Finalmente, la chiesa, in tutta la sua maestosità, si manifestò davanti a me. Di architettura moderna, la trovai orribile, eppure ora avevo bisogno di essere lì, almeno volendo seguire il racconto dell'uomo nel bosco e, in mancanza di altre idee, era tutto ciò che potevo fare. Certo, mi pareva tutto assurdo, ma nulla aveva senso ormai. Entrai, non sapendo cosa cercare. Dentro faceva ancora più impressione, con la sua infinita fila di panche e un'altezza vertiginosa del soffitto. In lontananza sentivo una voce e sull'altare potevo notare una presenza. Percorsi tutta la navata a passo lento fino a giungere alla prima fila, sedendomi davanti all'uomo, su una panca piuttosto scomoda. Il prete di fronte a me recitava la sua predica in una chiesa vuota, forse incapace di rinunciare per nessun motivo a quel rito, neanche alla fine del mondo, durante gli ultimi giorni. Aveva i capelli bianchi, dimostrava almeno settant'anni, portamento fiero, occhi gialli. Eppure, pareva lucido e non corrotto dalla pazzia. Rimasi ad ascoltarlo, non sapendo come questo mi avrebbe aiutato, ma ne approfittai per riposare. Da un giorno all'altro, tutto il mio mondo era mutato e mi ero ritrovato in una realtà assurda, che non riuscivo a comprendere. Da semplice spettatore ero diventato un attore principale di una vicenda a me totalmente oscura. Una chiesa immensa e due solo persone all'interno, che provavano a comunicare in qualche modo.

«E vidi nella mano destra di Colui che era assiso sul trono un libro a forma di rotolo, scritto sul lato interno e su quello esterno, sigillato con sette sigilli. Vidi un angelo forte che proclamava a gran voce: "Chi è degno di aprire il libro e scioglierne i sigilli?". Ma nessuno né in cielo, né in terra, né sotto terra era in grado di aprire il libro e di leggerlo. Io piangevo molto perché non si trovava nessuno degno di aprire il libro e di leggerlo.

Il quinto angelo suonò la tromba e vidi un astro caduto dal cielo sulla terra. Gli fu data la chiave del pozzo dell'Abisso; egli aprì il pozzo dell'Abisso e salì dal pozzo un fumo come il fumo di una grande fornace, che oscurò il sole e l'atmosfera».

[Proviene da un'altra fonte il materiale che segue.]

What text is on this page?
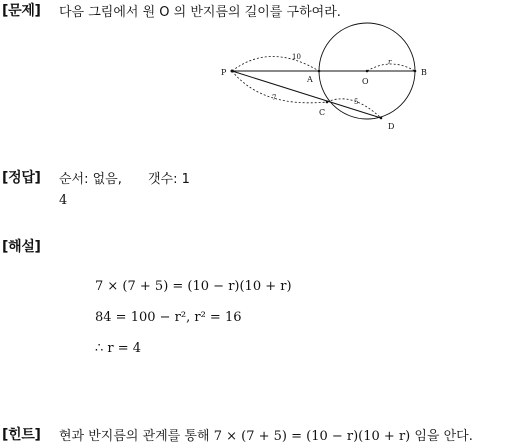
[문제] 다음 그림에서 원 O 의 반지름의 길이를 구하여라.
P
A	O
B
C
D
10
r
7	5
[정답] 순서: 없음, 갯수: 1
4
[해설]
7 × (7 + 5) = (10 − r)(10 + r)
84 = 100 − r², r² = 16
∴ r = 4
[힌트] 현과 반지름의 관계를 통해 7 × (7 + 5) = (10 − r)(10 + r) 임을 안다.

Si fermò, alzò la testa a guardarmi e mi irrigidii, temendo che sarebbe venuto verso di me, che, invece di comunicarmi un messaggio, mi avrebbe attaccato. Infilai la mano nella tasca del giubbotto, calmandomi solo quando strinsi il manico del coltello. Invece, si limitò a sorridere e ad annuire, poi abbassò nuovamente la testa e riprese a parlare, fissando il leggio, anche se non aveva alcun libro davanti.